Small RNA MTS1338 Configures a Stress Resistance Signature in Mycobacterium tuberculosis

Abstract

In the course of evolution, Mycobacterium tuberculosis (Mtb), the etiological agent of tuberculosis, has developed sophisticated strategies to evade host immune response, including the synthesis of small non-coding RNAs (sRNAs), which regulate post-transcriptional pathways involved in the stress adaptation of mycobacteria. sRNA MTS1338 is upregulated in Mtb during its infection of cultured macrophages and in the model of chronic tuberculosis, suggesting involvement in host-pathogen interactions. Here, we analyzed the role of MTS1338 in the Mtb response to macrophage-like stresses in vitro. The Mtb strain overexpressing MTS1338 demonstrated enhanced survival ability under low pH, nitrosative, and oxidative stress conditions simulating the antimicrobial environment inside macrophages. Transcriptomic analysis revealed that in MTS1338-overexpressing Mtb, the stress factors led to the activation of a number of transcriptional regulators, toxin-antitoxin modules, and stress chaperones, about half of which coincided with the genes induced in Mtb phagocytosed by macrophages. We determined the MTS1338 "core regulon", consisting of 11 genes that were activated in all conditions under MTS1338 overexpression. Our findings indicate that MTS1338 is a stress-induced sRNA that promotes Mtb survival in macrophages by triggering adaptive transcriptional mechanisms in response to host antimicrobial defense reactions.

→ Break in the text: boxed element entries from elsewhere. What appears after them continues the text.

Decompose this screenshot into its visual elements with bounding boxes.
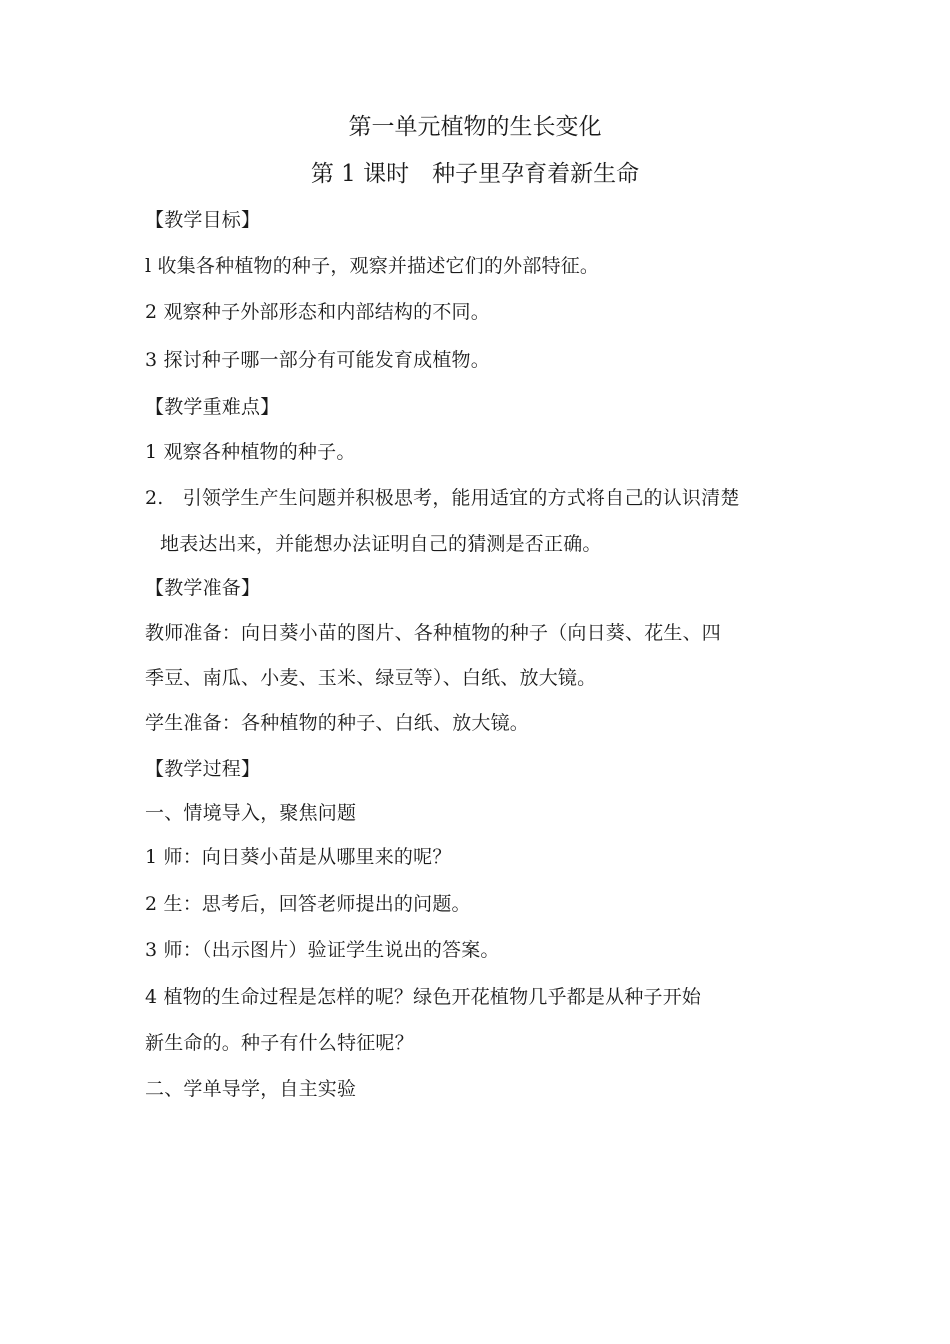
- process-item-4-continued: 新生命的。种子有什么特征呢？: [145, 1032, 414, 1054]
- objective-2: 2 观察种子外部形态和内部结构的不同。: [145, 301, 490, 323]
- student-preparation: 学生准备：各种植物的种子、白纸、放大镜。: [145, 712, 530, 734]
- section-heading-objectives: 【教学目标】: [145, 209, 261, 231]
- process-item-4: 4 植物的生命过程是怎样的呢？绿色开花植物几乎都是从种子开始: [145, 986, 702, 1008]
- lesson-subtitle: 第 1 课时 种子里孕育着新生命: [310, 161, 640, 187]
- key-point-1: 1 观察各种植物的种子。: [145, 441, 356, 463]
- process-step-heading-2: 二、学单导学，自主实验: [145, 1078, 357, 1100]
- section-heading-preparation: 【教学准备】: [145, 577, 261, 599]
- section-heading-process: 【教学过程】: [145, 758, 261, 780]
- key-point-2-continued: 地表达出来，并能想办法证明自己的猜测是否正确。: [160, 533, 602, 555]
- process-item-2: 2 生：思考后，回答老师提出的问题。: [145, 893, 471, 915]
- key-point-2: 2. 引领学生产生问题并积极思考，能用适宜的方式将自己的认识清楚: [145, 487, 740, 509]
- objective-3: 3 探讨种子哪一部分有可能发育成植物。: [145, 349, 490, 371]
- process-step-heading-1: 一、情境导入，聚焦问题: [145, 802, 357, 824]
- document-title: 第一单元植物的生长变化: [348, 114, 602, 140]
- process-item-1: 1 师：向日葵小苗是从哪里来的呢？: [145, 846, 452, 868]
- process-item-3: 3 师：（出示图片）验证学生说出的答案。: [145, 939, 500, 961]
- teacher-preparation: 教师准备：向日葵小苗的图片、各种植物的种子（向日葵、花生、四: [145, 622, 722, 644]
- objective-1: l 收集各种植物的种子，观察并描述它们的外部特征。: [145, 255, 600, 277]
- section-heading-key-points: 【教学重难点】: [145, 396, 280, 418]
- teacher-preparation-continued: 季豆、南瓜、小麦、玉米、绿豆等）、白纸、放大镜。: [145, 667, 597, 689]
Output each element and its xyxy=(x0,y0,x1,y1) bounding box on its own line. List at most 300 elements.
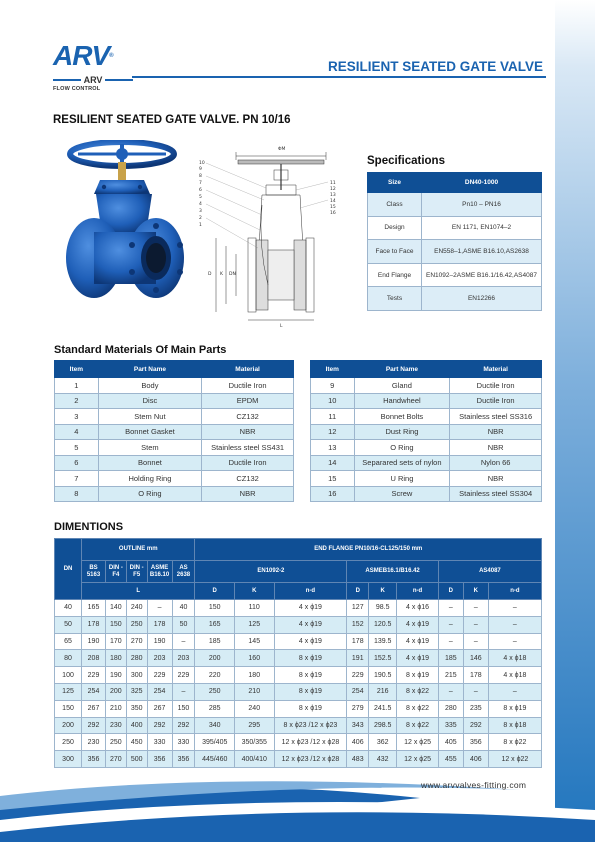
dim-cell: 4 x ϕ18 xyxy=(488,650,541,667)
mat-part-name: Screw xyxy=(354,486,450,502)
dim-header-dn: DN xyxy=(55,539,82,600)
dim-cell: 8 x ϕ19 xyxy=(397,667,439,684)
dim-cell: 150 xyxy=(195,600,235,617)
dim-sub-k: K xyxy=(463,583,488,600)
dim-cell: – xyxy=(488,633,541,650)
mat-material: Stainless steel SS316 xyxy=(450,409,542,425)
spec-value: EN558–1,ASME B16.10,AS2638 xyxy=(422,240,542,264)
dim-cell: 406 xyxy=(347,734,369,751)
dim-cell: 400/410 xyxy=(234,751,274,768)
dim-cell: 180 xyxy=(234,667,274,684)
mat-part-name: Stem Nut xyxy=(98,409,201,425)
table-row xyxy=(311,393,542,409)
dim-header-asme: ASME B16.10 xyxy=(147,561,172,583)
dim-cell: 4 x ϕ19 xyxy=(274,600,347,617)
table-row xyxy=(55,455,294,471)
dim-cell: 250 xyxy=(55,734,82,751)
mat-item: 1 xyxy=(55,378,99,394)
dim-cell: 145 xyxy=(234,633,274,650)
dim-cell: 400 xyxy=(126,717,147,734)
table-row xyxy=(55,616,542,633)
mat-item: 15 xyxy=(311,471,355,487)
dim-cell: – xyxy=(438,616,463,633)
dim-cell: 203 xyxy=(147,650,172,667)
dim-cell: 295 xyxy=(234,717,274,734)
dim-header-as2638: AS 2638 xyxy=(172,561,195,583)
table-row xyxy=(55,600,542,617)
dim-header-din-f5: DIN -F5 xyxy=(126,561,147,583)
svg-text:9: 9 xyxy=(199,167,202,172)
spec-value: EN1092–2ASME B16.1/16.42,AS4087 xyxy=(422,263,542,287)
dim-cell: 98.5 xyxy=(369,600,397,617)
mat-item: 12 xyxy=(311,424,355,440)
dim-cell: 330 xyxy=(172,734,195,751)
dim-cell: 140 xyxy=(105,600,126,617)
dim-cell: 208 xyxy=(82,650,106,667)
mat-part-name: O Ring xyxy=(98,486,201,502)
table-row xyxy=(55,424,294,440)
dim-cell: 190 xyxy=(105,667,126,684)
dim-cell: 483 xyxy=(347,751,369,768)
dim-cell: 250 xyxy=(195,683,235,700)
dim-cell: 185 xyxy=(438,650,463,667)
header-title: RESILIENT SEATED GATE VALVE xyxy=(327,59,543,74)
spec-value: Pn10 – PN16 xyxy=(422,193,542,217)
dim-cell: 40 xyxy=(172,600,195,617)
dim-cell: 203 xyxy=(172,650,195,667)
mat-header-material: Material xyxy=(202,361,294,378)
dim-cell: – xyxy=(463,616,488,633)
dim-cell: 254 xyxy=(347,683,369,700)
dim-cell: – xyxy=(463,633,488,650)
dim-cell: 185 xyxy=(195,633,235,650)
dim-cell: 4 x ϕ16 xyxy=(397,600,439,617)
spec-key: Tests xyxy=(368,287,422,311)
table-row xyxy=(311,471,542,487)
dim-cell: 230 xyxy=(105,717,126,734)
table-row xyxy=(55,717,542,734)
dim-cell: 280 xyxy=(126,650,147,667)
side-stripe xyxy=(555,0,595,842)
dim-cell: 267 xyxy=(147,700,172,717)
page-title: RESILIENT SEATED GATE VALVE. PN 10/16 xyxy=(53,114,291,126)
table-row xyxy=(55,393,294,409)
dim-cell: 210 xyxy=(105,700,126,717)
table-row xyxy=(55,409,294,425)
dim-sub-d: D xyxy=(195,583,235,600)
dim-cell: 40 xyxy=(55,600,82,617)
table-row xyxy=(55,650,542,667)
mat-item: 5 xyxy=(55,440,99,456)
dim-cell: 4 x ϕ19 xyxy=(274,616,347,633)
table-row xyxy=(55,486,294,502)
svg-text:8: 8 xyxy=(199,174,202,179)
dim-cell: 4 x ϕ19 xyxy=(397,650,439,667)
mat-part-name: Bonnet xyxy=(98,455,201,471)
spec-header-key: Size xyxy=(368,173,422,193)
table-row xyxy=(55,734,542,751)
mat-material: NBR xyxy=(202,486,294,502)
svg-text:4: 4 xyxy=(199,202,202,207)
dim-cell: 150 xyxy=(172,700,195,717)
spec-row xyxy=(368,287,542,311)
mat-item: 2 xyxy=(55,393,99,409)
materials-title: Standard Materials Of Main Parts xyxy=(54,344,227,356)
logo-subtitle: FLOW CONTROL xyxy=(53,86,101,92)
dim-cell: 8 x ϕ19 xyxy=(274,667,347,684)
dim-cell: 125 xyxy=(234,616,274,633)
dim-cell: 110 xyxy=(234,600,274,617)
dim-cell: – xyxy=(463,600,488,617)
dim-cell: 216 xyxy=(369,683,397,700)
dim-cell: 200 xyxy=(55,717,82,734)
dim-cell: 190 xyxy=(147,633,172,650)
spec-key: Design xyxy=(368,216,422,240)
table-row xyxy=(311,486,542,502)
dim-cell: 178 xyxy=(147,616,172,633)
spec-value: EN 1171, EN1074–2 xyxy=(422,216,542,240)
dim-cell: 165 xyxy=(195,616,235,633)
dim-cell: 12 x ϕ23 /12 x ϕ28 xyxy=(274,734,347,751)
dim-cell: 406 xyxy=(463,751,488,768)
dim-cell: 4 x ϕ19 xyxy=(397,616,439,633)
dim-cell: 165 xyxy=(82,600,106,617)
mat-item: 10 xyxy=(311,393,355,409)
dim-cell: 125 xyxy=(55,683,82,700)
mat-header-material: Material xyxy=(450,361,542,378)
svg-text:1: 1 xyxy=(199,223,202,228)
mat-part-name: O Ring xyxy=(354,440,450,456)
table-row xyxy=(311,424,542,440)
mat-part-name: Stem xyxy=(98,440,201,456)
dim-cell: 139.5 xyxy=(369,633,397,650)
mat-header-part: Part Name xyxy=(98,361,201,378)
dim-cell: 229 xyxy=(347,667,369,684)
dim-cell: 356 xyxy=(147,751,172,768)
dim-cell: 210 xyxy=(234,683,274,700)
table-row xyxy=(311,440,542,456)
dim-cell: 178 xyxy=(82,616,106,633)
svg-text:16: 16 xyxy=(330,211,336,216)
dim-cell: 350/355 xyxy=(234,734,274,751)
dim-cell: 229 xyxy=(172,667,195,684)
svg-text:2: 2 xyxy=(199,216,202,221)
dim-cell: 4 x ϕ19 xyxy=(397,633,439,650)
dim-cell: 8 x ϕ19 xyxy=(274,650,347,667)
dim-header-outline: OUTLINE mm xyxy=(82,539,195,561)
dim-cell: 4 x ϕ18 xyxy=(488,667,541,684)
dim-cell: 4 x ϕ19 xyxy=(274,633,347,650)
svg-text:D: D xyxy=(208,272,212,277)
dim-sub-d: D xyxy=(438,583,463,600)
dim-cell: 200 xyxy=(105,683,126,700)
svg-text:K: K xyxy=(220,272,223,277)
materials-table-right xyxy=(310,360,542,502)
dim-cell: 500 xyxy=(126,751,147,768)
dim-cell: 292 xyxy=(463,717,488,734)
dim-cell: 229 xyxy=(147,667,172,684)
dim-cell: 292 xyxy=(147,717,172,734)
dim-header-en1092: EN1092-2 xyxy=(195,561,347,583)
mat-part-name: Separared sets of nylon xyxy=(354,455,450,471)
table-row xyxy=(311,378,542,394)
dim-cell: 229 xyxy=(82,667,106,684)
mat-material: NBR xyxy=(450,471,542,487)
mat-item: 13 xyxy=(311,440,355,456)
spec-row xyxy=(368,216,542,240)
svg-text:11: 11 xyxy=(330,181,336,186)
svg-text:DN: DN xyxy=(229,272,236,277)
dim-cell: 152.5 xyxy=(369,650,397,667)
dim-cell: – xyxy=(438,633,463,650)
dim-cell: 190 xyxy=(82,633,106,650)
dim-cell: 450 xyxy=(126,734,147,751)
dim-cell: 8 x ϕ19 xyxy=(488,700,541,717)
table-row xyxy=(55,471,294,487)
dim-cell: 362 xyxy=(369,734,397,751)
dim-cell: 298.5 xyxy=(369,717,397,734)
dim-cell: 292 xyxy=(172,717,195,734)
mat-material: CZ132 xyxy=(202,409,294,425)
dim-header-l: L xyxy=(82,583,195,600)
mat-material: Ductile Iron xyxy=(450,378,542,394)
dim-header-as4087: AS4087 xyxy=(438,561,541,583)
mat-header-item: Item xyxy=(311,361,355,378)
mat-material: EPDM xyxy=(202,393,294,409)
mat-item: 7 xyxy=(55,471,99,487)
svg-text:3: 3 xyxy=(199,209,202,214)
dim-cell: 12 x ϕ22 xyxy=(488,751,541,768)
dim-sub-k: K xyxy=(369,583,397,600)
dim-cell: 8 x ϕ22 xyxy=(397,717,439,734)
dim-cell: – xyxy=(147,600,172,617)
dim-cell: 12 x ϕ23 /12 x ϕ28 xyxy=(274,751,347,768)
logo-mark: ARV® xyxy=(53,40,113,71)
dim-cell: 356 xyxy=(82,751,106,768)
dim-sub-nd: n-d xyxy=(274,583,347,600)
dim-cell: 8 x ϕ19 xyxy=(274,683,347,700)
dim-cell: 279 xyxy=(347,700,369,717)
svg-text:L: L xyxy=(280,324,283,329)
dim-cell: – xyxy=(438,600,463,617)
dim-cell: 254 xyxy=(147,683,172,700)
dim-cell: 405 xyxy=(438,734,463,751)
table-row xyxy=(311,455,542,471)
svg-text:ΦM: ΦM xyxy=(278,147,286,152)
dim-sub-k: K xyxy=(234,583,274,600)
mat-material: Ductile Iron xyxy=(202,455,294,471)
mat-part-name: Disc xyxy=(98,393,201,409)
svg-text:13: 13 xyxy=(330,193,336,198)
specifications-table xyxy=(367,172,542,311)
dim-cell: 65 xyxy=(55,633,82,650)
dim-cell: – xyxy=(463,683,488,700)
svg-text:14: 14 xyxy=(330,199,336,204)
logo xyxy=(53,40,133,92)
dim-cell: – xyxy=(488,683,541,700)
mat-part-name: Bonnet Gasket xyxy=(98,424,201,440)
dim-cell: 8 x ϕ18 xyxy=(488,717,541,734)
dim-cell: 178 xyxy=(463,667,488,684)
dim-sub-d: D xyxy=(347,583,369,600)
mat-header-part: Part Name xyxy=(354,361,450,378)
svg-text:7: 7 xyxy=(199,181,202,186)
mat-item: 3 xyxy=(55,409,99,425)
dim-cell: 267 xyxy=(82,700,106,717)
dim-cell: 300 xyxy=(126,667,147,684)
dim-cell: 280 xyxy=(438,700,463,717)
dim-cell: 292 xyxy=(82,717,106,734)
dim-cell: 178 xyxy=(347,633,369,650)
dim-cell: 250 xyxy=(105,734,126,751)
dim-cell: 240 xyxy=(234,700,274,717)
dim-cell: 50 xyxy=(55,616,82,633)
dim-cell: 8 x ϕ22 xyxy=(488,734,541,751)
dim-header-flange: END FLANGE PN10/16-CL125/150 mm xyxy=(195,539,542,561)
mat-item: 11 xyxy=(311,409,355,425)
dim-cell: 445/460 xyxy=(195,751,235,768)
dim-cell: 150 xyxy=(105,616,126,633)
mat-part-name: Body xyxy=(98,378,201,394)
dim-cell: 150 xyxy=(55,700,82,717)
dim-cell: 180 xyxy=(105,650,126,667)
mat-item: 14 xyxy=(311,455,355,471)
table-row xyxy=(311,409,542,425)
dim-cell: 170 xyxy=(105,633,126,650)
table-row xyxy=(55,633,542,650)
table-row xyxy=(55,700,542,717)
mat-material: NBR xyxy=(202,424,294,440)
valve-photo xyxy=(60,140,190,315)
svg-text:12: 12 xyxy=(330,187,336,192)
svg-text:5: 5 xyxy=(199,195,202,200)
table-row xyxy=(55,378,294,394)
dim-cell: 250 xyxy=(126,616,147,633)
mat-material: NBR xyxy=(450,440,542,456)
mat-material: Stainless steel SS304 xyxy=(450,486,542,502)
mat-part-name: Bonnet Bolts xyxy=(354,409,450,425)
website-link[interactable]: www.arvvalves-fitting.com xyxy=(421,780,527,790)
dim-cell: 12 x ϕ25 xyxy=(397,751,439,768)
table-row xyxy=(55,440,294,456)
logo-brand: ARV xyxy=(83,75,103,85)
table-row xyxy=(55,667,542,684)
dim-cell: 100 xyxy=(55,667,82,684)
dim-cell: 220 xyxy=(195,667,235,684)
mat-part-name: Dust Ring xyxy=(354,424,450,440)
mat-material: Nylon 66 xyxy=(450,455,542,471)
spec-row xyxy=(368,240,542,264)
dim-cell: 120.5 xyxy=(369,616,397,633)
dim-cell: – xyxy=(488,616,541,633)
dim-cell: 50 xyxy=(172,616,195,633)
dim-header-bs5163: BS 5163 xyxy=(82,561,106,583)
mat-item: 8 xyxy=(55,486,99,502)
dim-sub-nd: n-d xyxy=(397,583,439,600)
dim-cell: 340 xyxy=(195,717,235,734)
mat-material: Stainless steel SS431 xyxy=(202,440,294,456)
mat-item: 4 xyxy=(55,424,99,440)
spec-row xyxy=(368,263,542,287)
dim-cell: 432 xyxy=(369,751,397,768)
dim-cell: 285 xyxy=(195,700,235,717)
dim-cell: – xyxy=(172,683,195,700)
dim-cell: 8 x ϕ23 /12 x ϕ23 xyxy=(274,717,347,734)
dim-cell: 230 xyxy=(82,734,106,751)
svg-text:10: 10 xyxy=(199,161,205,166)
dim-cell: 356 xyxy=(172,751,195,768)
dim-cell: 8 x ϕ19 xyxy=(274,700,347,717)
svg-text:6: 6 xyxy=(199,188,202,193)
dim-cell: 325 xyxy=(126,683,147,700)
dim-cell: 235 xyxy=(463,700,488,717)
table-row xyxy=(55,751,542,768)
dim-cell: 160 xyxy=(234,650,274,667)
mat-part-name: Holding Ring xyxy=(98,471,201,487)
dim-cell: – xyxy=(172,633,195,650)
table-row xyxy=(55,683,542,700)
spec-key: Face to Face xyxy=(368,240,422,264)
spec-key: Class xyxy=(368,193,422,217)
dim-cell: – xyxy=(488,600,541,617)
dim-cell: 330 xyxy=(147,734,172,751)
dim-sub-nd: n-d xyxy=(488,583,541,600)
mat-part-name: Gland xyxy=(354,378,450,394)
dim-cell: 152 xyxy=(347,616,369,633)
dim-cell: 343 xyxy=(347,717,369,734)
mat-header-item: Item xyxy=(55,361,99,378)
dimensions-table xyxy=(54,538,542,768)
dim-cell: 335 xyxy=(438,717,463,734)
dim-cell: 190.5 xyxy=(369,667,397,684)
mat-item: 16 xyxy=(311,486,355,502)
dim-cell: 395/405 xyxy=(195,734,235,751)
materials-table-left xyxy=(54,360,294,502)
dim-header-asmeb16: ASMEB16.1/B16.42 xyxy=(347,561,439,583)
dim-cell: 241.5 xyxy=(369,700,397,717)
dim-cell: 12 x ϕ25 xyxy=(397,734,439,751)
svg-text:15: 15 xyxy=(330,205,336,210)
dim-cell: 8 x ϕ22 xyxy=(397,700,439,717)
mat-material: Ductile Iron xyxy=(202,378,294,394)
dim-cell: 240 xyxy=(126,600,147,617)
dim-cell: 215 xyxy=(438,667,463,684)
specifications-title: Specifications xyxy=(367,155,445,167)
mat-material: NBR xyxy=(450,424,542,440)
spec-row xyxy=(368,193,542,217)
dim-cell: 80 xyxy=(55,650,82,667)
dim-cell: 191 xyxy=(347,650,369,667)
mat-item: 6 xyxy=(55,455,99,471)
dim-cell: 8 x ϕ22 xyxy=(397,683,439,700)
dim-cell: 270 xyxy=(126,633,147,650)
dimensions-title: DIMENTIONS xyxy=(54,521,124,533)
spec-header-value: DN40-1000 xyxy=(422,173,542,193)
dim-cell: 200 xyxy=(195,650,235,667)
dim-cell: 455 xyxy=(438,751,463,768)
dim-cell: 127 xyxy=(347,600,369,617)
dim-cell: 270 xyxy=(105,751,126,768)
mat-material: Ductile Iron xyxy=(450,393,542,409)
dim-cell: – xyxy=(438,683,463,700)
mat-part-name: U Ring xyxy=(354,471,450,487)
dim-cell: 350 xyxy=(126,700,147,717)
dim-cell: 146 xyxy=(463,650,488,667)
spec-value: EN12266 xyxy=(422,287,542,311)
dim-cell: 356 xyxy=(463,734,488,751)
dim-cell: 300 xyxy=(55,751,82,768)
mat-material: CZ132 xyxy=(202,471,294,487)
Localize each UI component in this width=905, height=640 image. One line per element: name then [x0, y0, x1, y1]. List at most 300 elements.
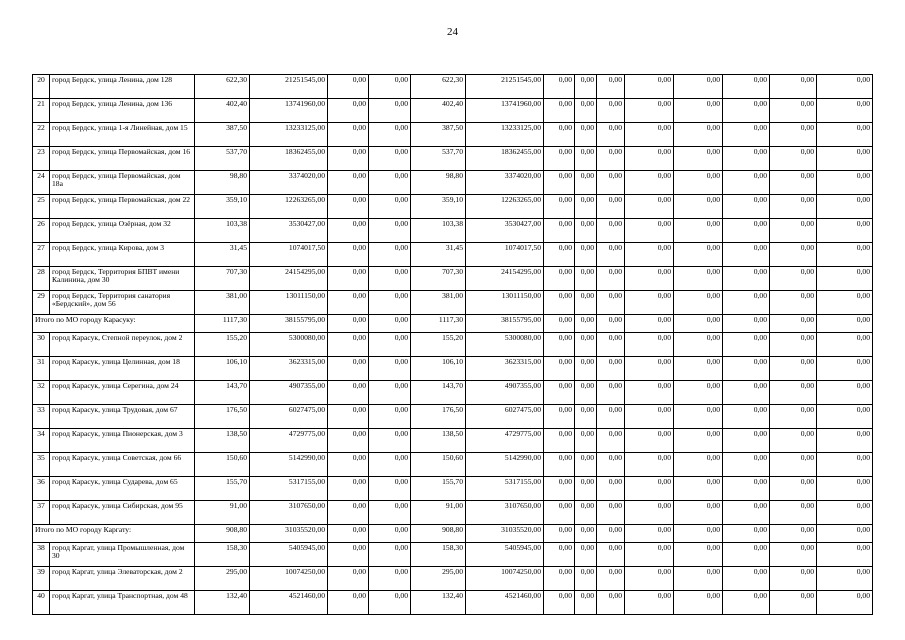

Keywords: Mycobacterium tuberculosis; RNA-seq; pathogen; small non-coding RNA; stress resistance; survival; transcriptomic signature.

Figure 1

MTS1338 overexpression promotes Mtb survival in infected THP-1 cells. At 4 h post infection (p.i.), non-phagocytosed bacteria were removed, then the infected THP-1 cells were incubated for 20 h (24 h p.i.) and 44 h (48 h p.i.). CFU values were measured in triplicate and are presented as the mean ± SD; * p < 0.05, ** p < 0.01.

Figure 2

MTS1338 overexpression in Mtb promotes stress tolerance. Stress effects were measured by using [³H]-uracil incorporation; the viability of mycobacteria not subjected to stresses was taken as 100%. The data are presented as the mean ± SD; * p < 0.05.

Figure 3

Two-component principal component analysis (PCA) of MTS1338-over (circles) and pMV-empty (triangles) samples under various conditions.

Figure 4

Transcriptional differences between MTS1338-overexpressing and pMV-empty strains in stressful and ‘no stress’ (control) conditions. Unfilled circles indicate genes with log₂FC ≤ 1.5 and/or padj > 0.1, filled circles—genes with log₂FC > 1.5 and padj < 0.1, red circles—condition-specific DEGs, and green circles—common genes in all the conditions tested.

Figure 5

Relationships among DEGs in the MTS1338-overexpressing strain exposed to different conditions.